Now we learnt how to interpret the nodes, but it takes time to feel comfortable with the output therefore do not feel disappointed if you find it a bit difficult. Back to the right panel, you can see the predictability statistics. What you need to be aware of is that the graphs and all the charts as well as all the predictability statistics refer to the last level of the validation set. The only exception is the area under ROC statistic (labeled as ROC) and the Gini that is displayed in the predictability stats. These two refer to the fourth level of the training set. I left it as such, because you can see the Gini from the above section that shows the comparison between training and validation.

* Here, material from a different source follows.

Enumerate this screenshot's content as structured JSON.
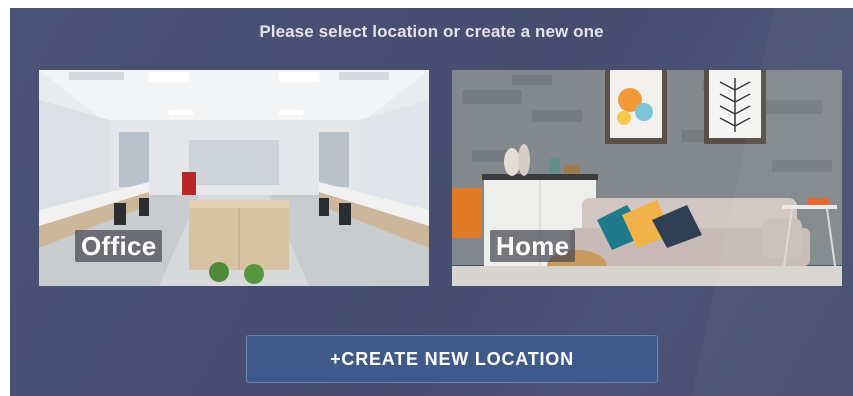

By focusing on the segments’ node info section, you can see the details for each one of the segments (nodes) of the tree based on the training set. See my table:
Segment_0_0_0 (second from the top in the table) refers to the left most child of the tree that sits in the third level. You can see if you look at the info tab (next column) what each one of these “0” are . E.G. at top level if DISEASE = COPD “|”(this means “and”) INSURANCE=IKA and AGE is between [17-59] (see below) this is segment_0_0_0.
This segment had propensity to churn 0% (third column) but there was only 1 person with this combination (fourth column) which implies that the tree became too specific in that case. You can then go back to the tree (by pressing "Visualize" again) and see if this 0% propensity is verified or is close enough for the validation set and whether you had significantly more people sitting in that segment. The propensity to pay is also the score in the tree process.
The Left panel, similarly with the Scorecard, shows in which segment each one of the observations (data rows) sits, displays their info and their propensity to pay (Predicted_Value) as the latter appears in the right panel for each segment.
The middle panel is exactly the same as in the scorecard output; the only difference here is that instead of scores you have the propensity to pay. You may export the results with the button “Export” that is located and the end of the middle panel. Then you can attach it to your main set via preprocess and Manipulation.
Generally, in terms of modeling, my tree was not a very good one as the differences between training and validation set were very substantial. This happened because the set is rather small. Some actions to consider is to increase the minimum split able node size (where we changed the value to 30), decrease the number of bins (e.g from 3 to 2), decrease the number of levels and if the situation has not changed then re-sample (e.g. create new partition variable).
That is the end of tutorial 5. Tutorial 6 will show you how to use cross tabulation and how to create new variables with the M language. This tutorial can be considered as an extra and it is only if you want to dive deeper into kazAnova world, otherwise you have everything you need and feel confident to create your own models and save your business from the economic recession or just have some fun.